Iowa’s largest hospital group is investing nearly $18-million in federal economic stimulus money to expand its statewide wireless and fiber-optic health-care network. Bill Leaver,  president and C.E.O. of the Des Moines-based Iowa Health System, says the improvements will help bring telemedicine devices into the homes of patients in rural areas so their doctors can watch over them more closely.

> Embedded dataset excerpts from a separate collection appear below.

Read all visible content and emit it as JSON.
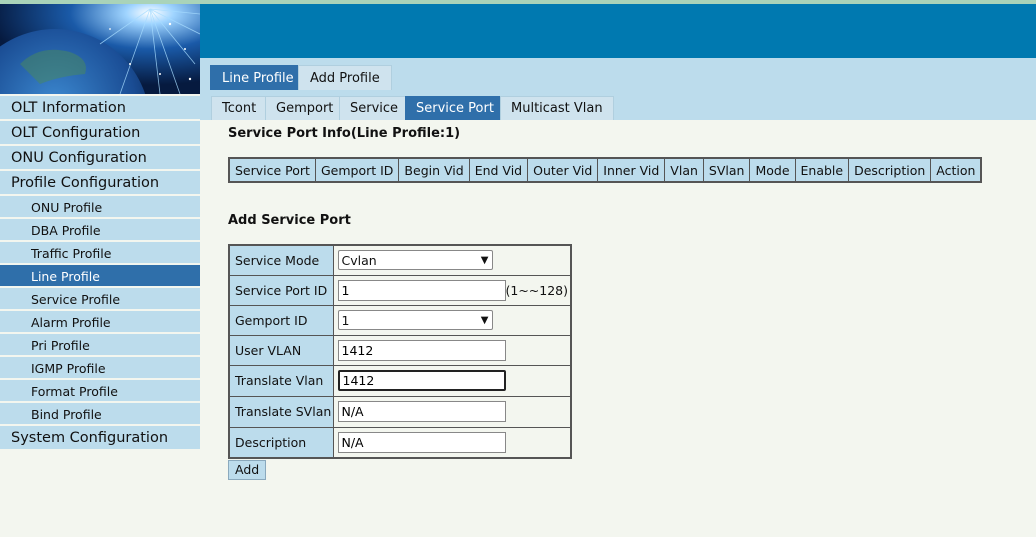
{
  "sidebar": {
    "items": [
      {
        "label": "OLT Information",
        "level": "top"
      },
      {
        "label": "OLT Configuration",
        "level": "top"
      },
      {
        "label": "ONU Configuration",
        "level": "top"
      },
      {
        "label": "Profile Configuration",
        "level": "top"
      },
      {
        "label": "ONU Profile",
        "level": "sub"
      },
      {
        "label": "DBA Profile",
        "level": "sub"
      },
      {
        "label": "Traffic Profile",
        "level": "sub"
      },
      {
        "label": "Line Profile",
        "level": "sub",
        "active": true
      },
      {
        "label": "Service Profile",
        "level": "sub"
      },
      {
        "label": "Alarm Profile",
        "level": "sub"
      },
      {
        "label": "Pri Profile",
        "level": "sub"
      },
      {
        "label": "IGMP Profile",
        "level": "sub"
      },
      {
        "label": "Format Profile",
        "level": "sub"
      },
      {
        "label": "Bind Profile",
        "level": "sub"
      },
      {
        "label": "System Configuration",
        "level": "top"
      }
    ]
  },
  "top_tabs": {
    "line_profile": "Line Profile",
    "add_profile": "Add Profile"
  },
  "sub_tabs": {
    "tcont": "Tcont",
    "gemport": "Gemport",
    "service": "Service",
    "service_port": "Service Port",
    "multicast_vlan": "Multicast Vlan"
  },
  "info": {
    "title": "Service Port Info(Line Profile:1)",
    "columns": [
      "Service Port",
      "Gemport ID",
      "Begin Vid",
      "End Vid",
      "Outer Vid",
      "Inner Vid",
      "Vlan",
      "SVlan",
      "Mode",
      "Enable",
      "Description",
      "Action"
    ]
  },
  "form": {
    "title": "Add Service Port",
    "service_mode_label": "Service Mode",
    "service_mode_value": "Cvlan",
    "service_port_id_label": "Service Port ID",
    "service_port_id_value": "1",
    "service_port_id_hint": "(1~~128)",
    "gemport_id_label": "Gemport ID",
    "gemport_id_value": "1",
    "user_vlan_label": "User VLAN",
    "user_vlan_value": "1412",
    "translate_vlan_label": "Translate Vlan",
    "translate_vlan_value": "1412",
    "translate_svlan_label": "Translate SVlan",
    "translate_svlan_value": "N/A",
    "description_label": "Description",
    "description_value": "N/A",
    "add_button": "Add"
  },
  "colors": {
    "banner": "#0079b0",
    "panel": "#bcdcec",
    "active": "#2f6faa",
    "background": "#f3f6ef"
  }
}
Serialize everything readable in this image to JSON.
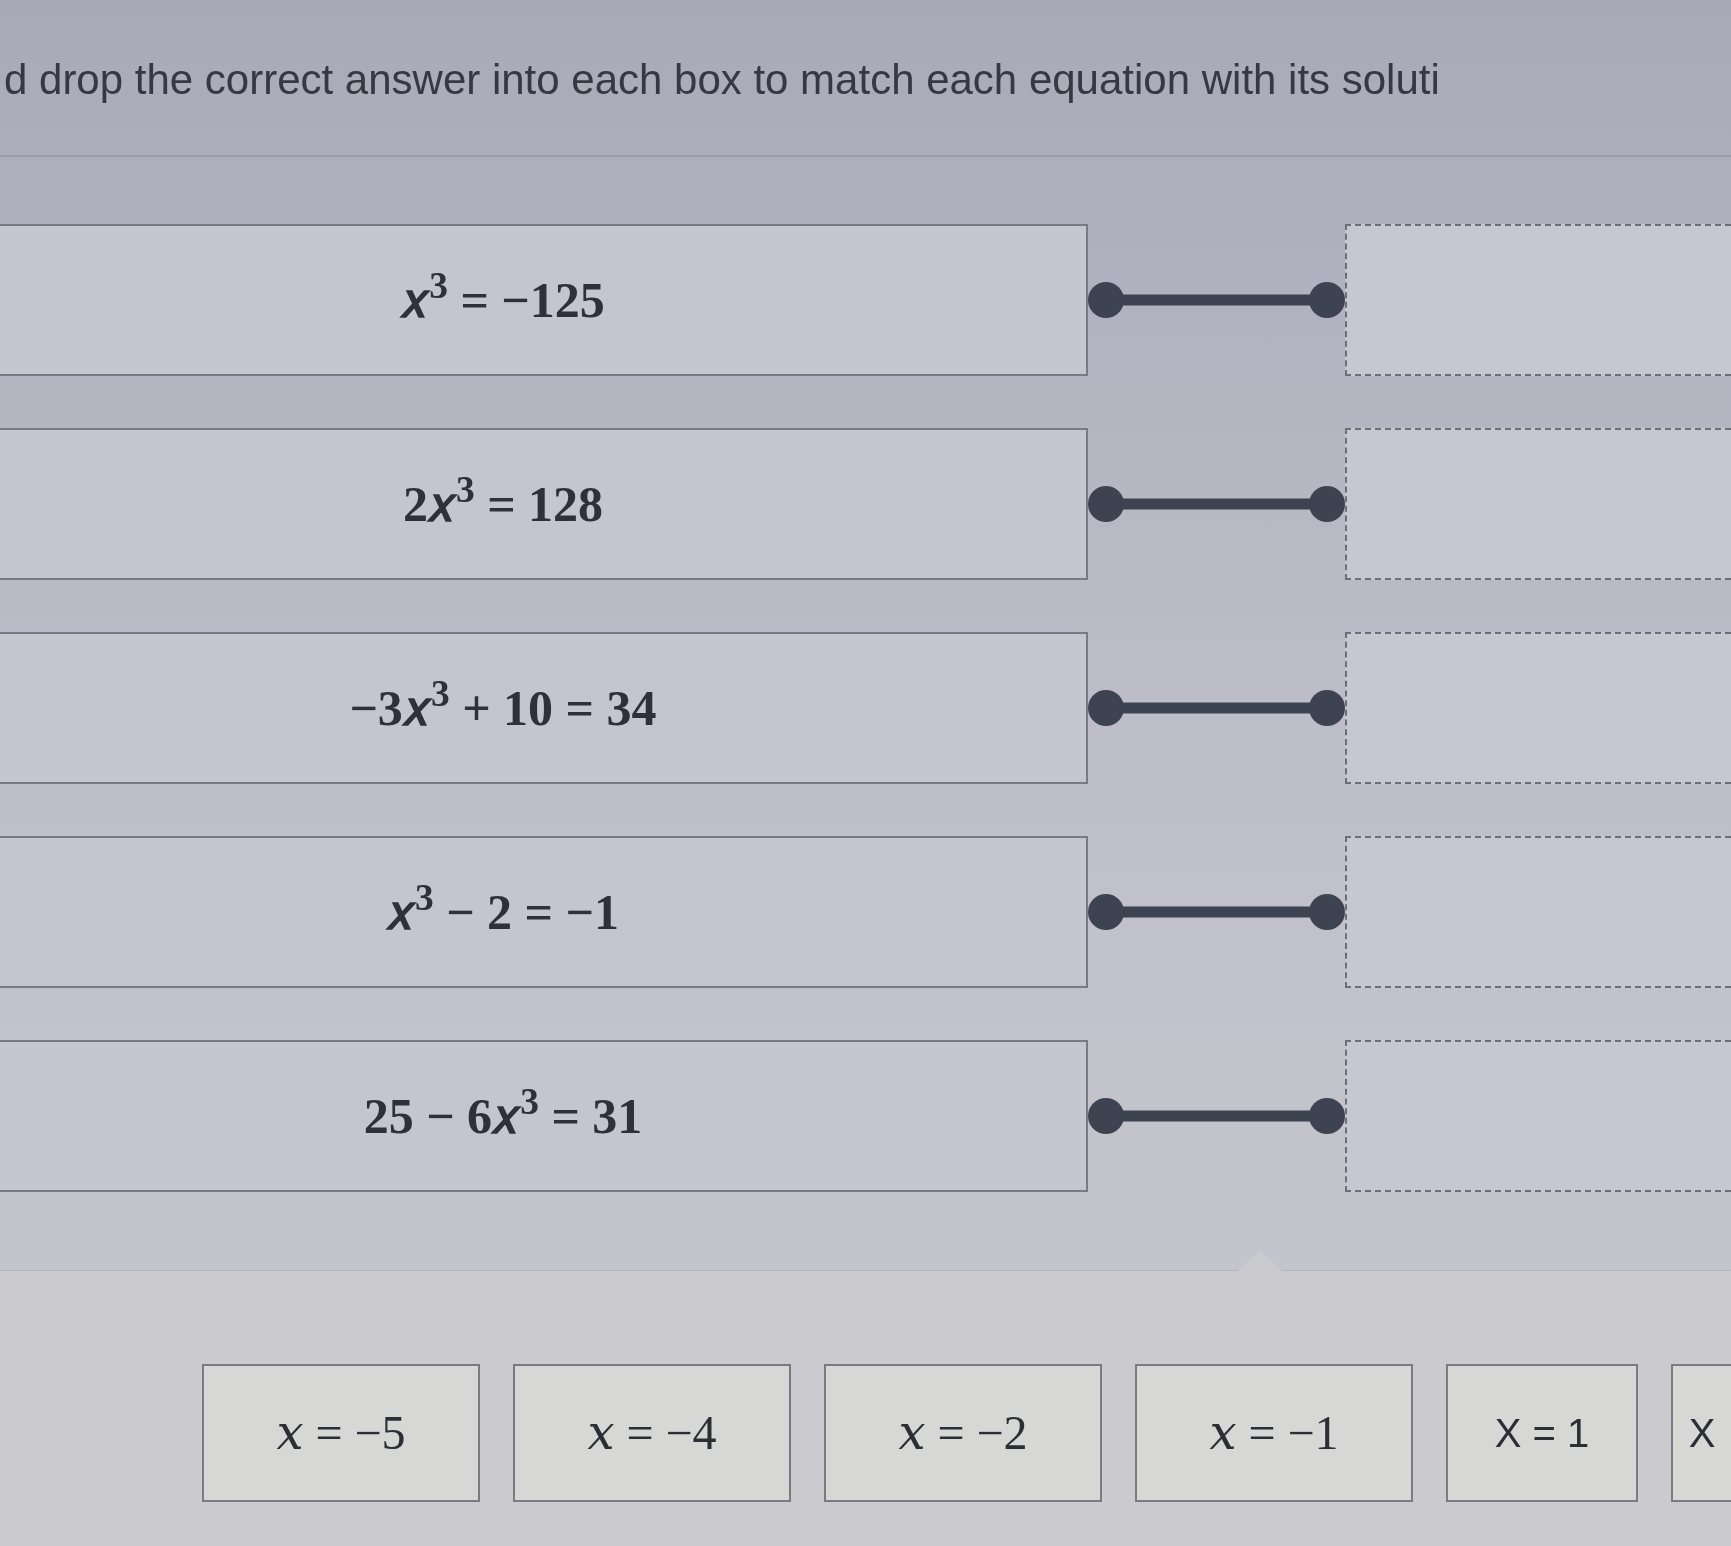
{
  "instruction": "d drop the correct answer into each box to match each equation with its soluti",
  "equations": [
    "𝑥$^{3}$ = −125",
    "2𝑥$^{3}$ = 128",
    "−3𝑥$^{3}$ + 10 = 34",
    "𝑥$^{3}$ − 2 = −1",
    "25 − 6𝑥$^{3}$ = 31"
  ],
  "answer_tiles": [
    {
      "kind": "math",
      "label": "𝑥 = −5"
    },
    {
      "kind": "math",
      "label": "𝑥 = −4"
    },
    {
      "kind": "math",
      "label": "𝑥 = −2"
    },
    {
      "kind": "math",
      "label": "𝑥 = −1"
    },
    {
      "kind": "text",
      "label": "X = 1"
    },
    {
      "kind": "text",
      "label": "X"
    }
  ]
}
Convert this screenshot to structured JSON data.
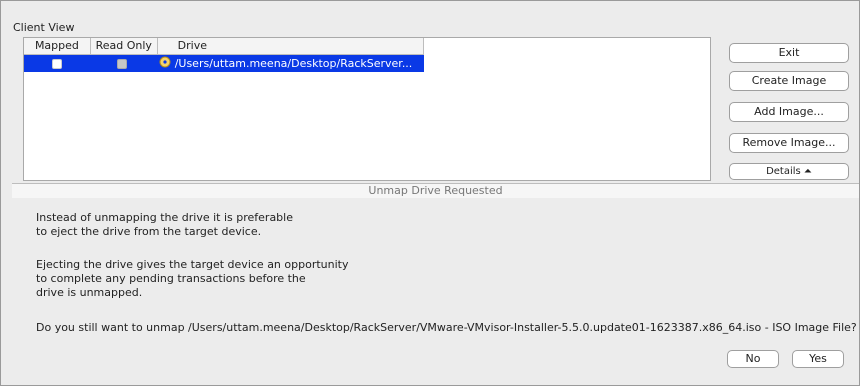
{
  "client_view": {
    "title": "Client View",
    "table": {
      "headers": [
        "Mapped",
        "Read Only",
        "Drive"
      ],
      "rows": [
        {
          "mapped": false,
          "read_only": true,
          "drive": "/Users/uttam.meena/Desktop/RackServer..."
        }
      ]
    }
  },
  "buttons": {
    "exit": "Exit",
    "create_image": "Create Image",
    "add_image": "Add Image...",
    "remove_image": "Remove Image...",
    "details": "Details ⏶"
  },
  "dialog": {
    "title": "Unmap Drive Requested",
    "para1": [
      "Instead of unmapping the drive it is preferable",
      "to eject the drive from the target device."
    ],
    "para2": [
      "Ejecting the drive gives the target device an opportunity",
      "to complete any pending transactions before the",
      "drive is unmapped."
    ],
    "question": "Do you still want to unmap /Users/uttam.meena/Desktop/RackServer/VMware-VMvisor-Installer-5.5.0.update01-1623387.x86_64.iso - ISO Image File?",
    "no": "No",
    "yes": "Yes"
  }
}
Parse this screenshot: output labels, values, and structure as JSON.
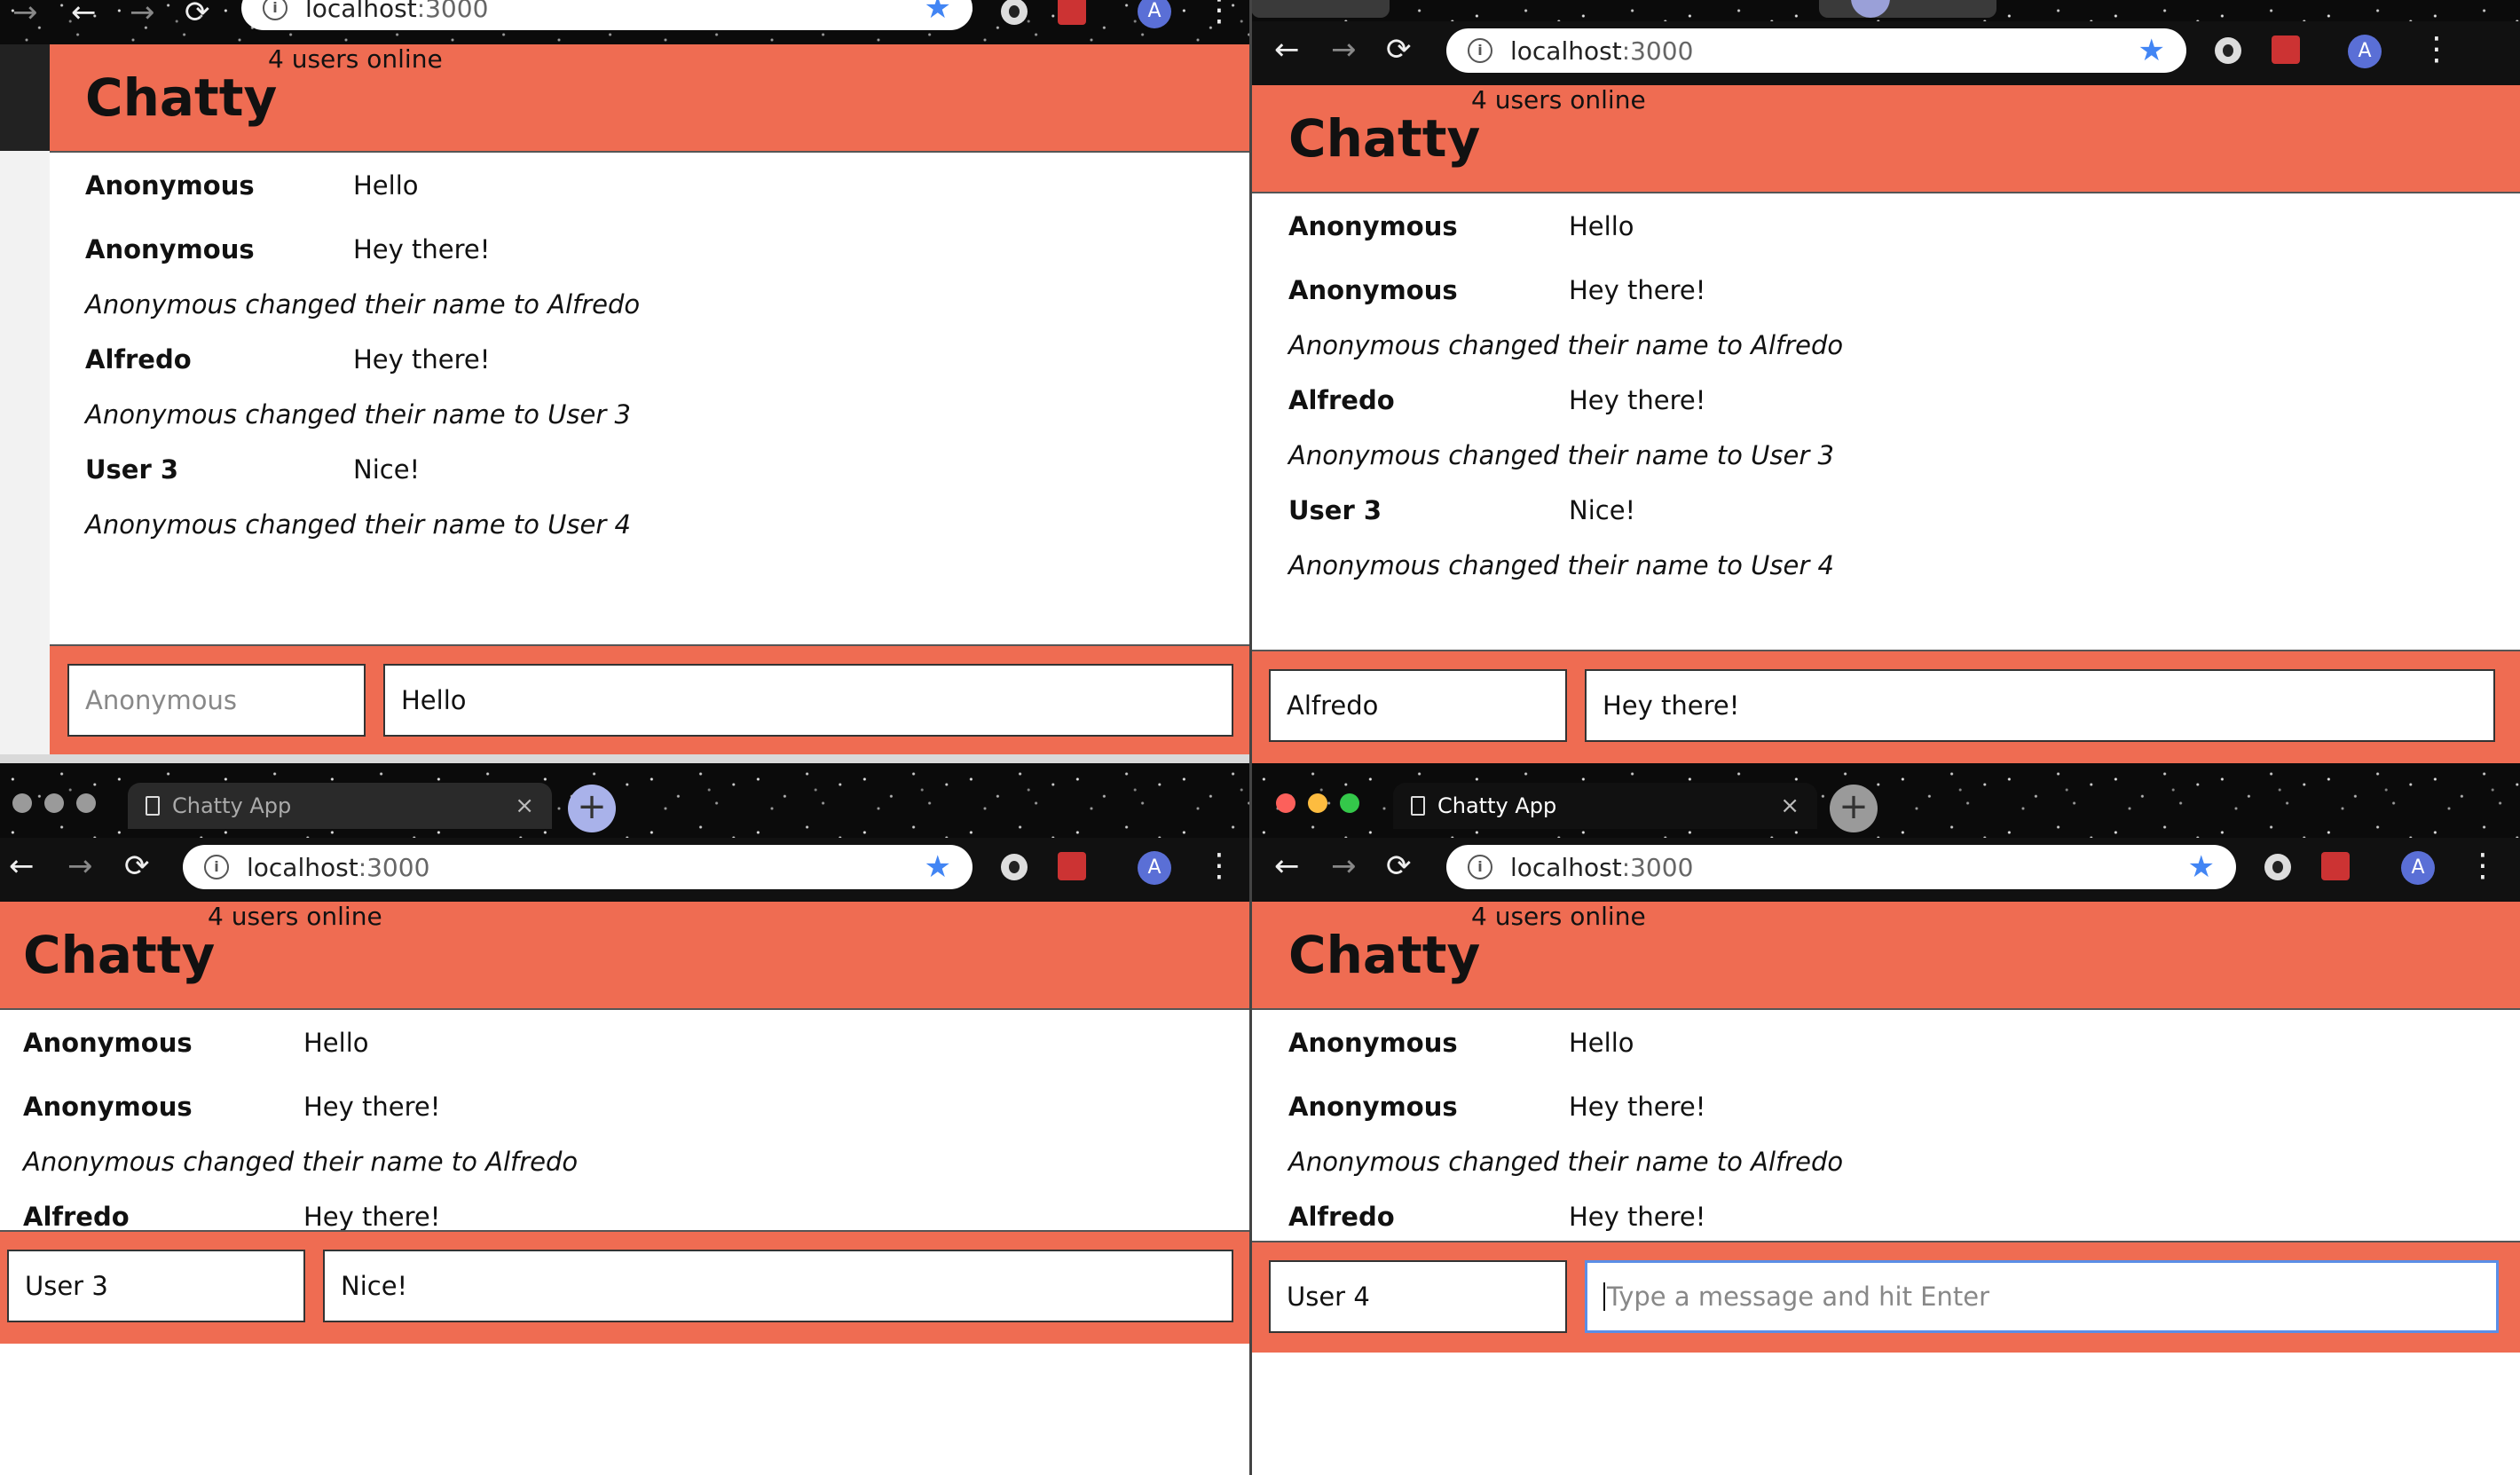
{
  "browser": {
    "url_host": "localhost",
    "url_port": ":3000",
    "tab_title": "Chatty App",
    "avatar_letter": "A"
  },
  "app": {
    "brand": "Chatty",
    "online": "4 users online"
  },
  "messages": [
    {
      "user": "Anonymous",
      "content": "Hello"
    },
    {
      "user": "Anonymous",
      "content": "Hey there!"
    },
    {
      "system": "Anonymous changed their name to Alfredo"
    },
    {
      "user": "Alfredo",
      "content": "Hey there!"
    },
    {
      "system": "Anonymous changed their name to User 3"
    },
    {
      "user": "User 3",
      "content": "Nice!"
    },
    {
      "system": "Anonymous changed their name to User 4"
    }
  ],
  "windows": {
    "w1": {
      "username_placeholder": "Anonymous",
      "message_value": "Hello"
    },
    "w2": {
      "username_value": "Alfredo",
      "message_value": "Hey there!"
    },
    "w3": {
      "username_value": "User 3",
      "message_value": "Nice!"
    },
    "w4": {
      "username_value": "User 4",
      "message_placeholder": "Type a message and hit Enter"
    }
  },
  "colors": {
    "navbar": "#ef6c52",
    "omnibox_star": "#4285f4",
    "focus_ring": "#5b8ee6"
  }
}
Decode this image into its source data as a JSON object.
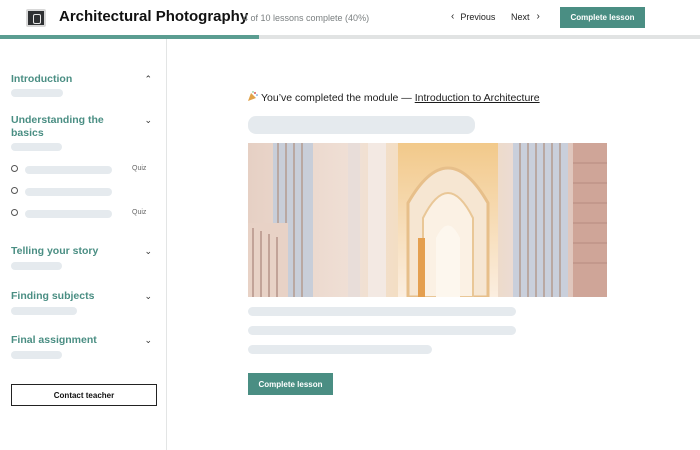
{
  "header": {
    "course_title": "Architectural Photography",
    "progress_text": "4 of 10 lessons complete (40%)",
    "progress_fraction": 0.37,
    "previous_label": "Previous",
    "next_label": "Next",
    "complete_label": "Complete lesson",
    "accent_color": "#4a8e83"
  },
  "sidebar": {
    "sections": [
      {
        "title": "Introduction",
        "chevron": "up"
      },
      {
        "title": "Understanding the basics",
        "chevron": "down"
      },
      {
        "title": "Telling your story",
        "chevron": "down"
      },
      {
        "title": "Finding subjects",
        "chevron": "down"
      },
      {
        "title": "Final assignment",
        "chevron": "down"
      }
    ],
    "lessons": [
      {
        "badge": "Quiz"
      },
      {
        "badge": ""
      },
      {
        "badge": "Quiz"
      }
    ],
    "contact_label": "Contact teacher"
  },
  "main": {
    "completed_prefix": "You’ve completed the module — ",
    "module_name": "Introduction to Architecture",
    "complete_label": "Complete lesson"
  }
}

Leaver says, “The primary-care physician and their staff taking broader responsibility and longer range responsibility, for example, chronic disease patients and ensuring that the patient is complying with their treatment regimen for that chronic disease.” The money will help move the group of hospitals and doctors toward what’s known as the “medical home model” of health care. Leaver says the result will put homebound and chronically-ill patients — even in rural areas of Iowa — in direct telecommunication with their health-care providers, without their having to leave the house.

Leaver says, “Connected via this wireless tower to a physician office or to a home health agency that will be monitoring that patient, communicating with that patient, seeing various vital signs and actually have visual connection to that patient.”

Iowa Health is also using almost ten million of its own money to complete the project. Leaver says the enhanced network will make possible the transmission of X-rays and CT-scans to any hospital and medical center in Iowa. Leaver expects to have the enhanced network up-and-running by mid-2012. The Iowa Health System has affiliated hospitals in the Des Moines area, the Quad Cities, Anamosa, Cedar Rapids, Waterloo, Sioux City, Muscatine, Fort Dodge and Dubuque.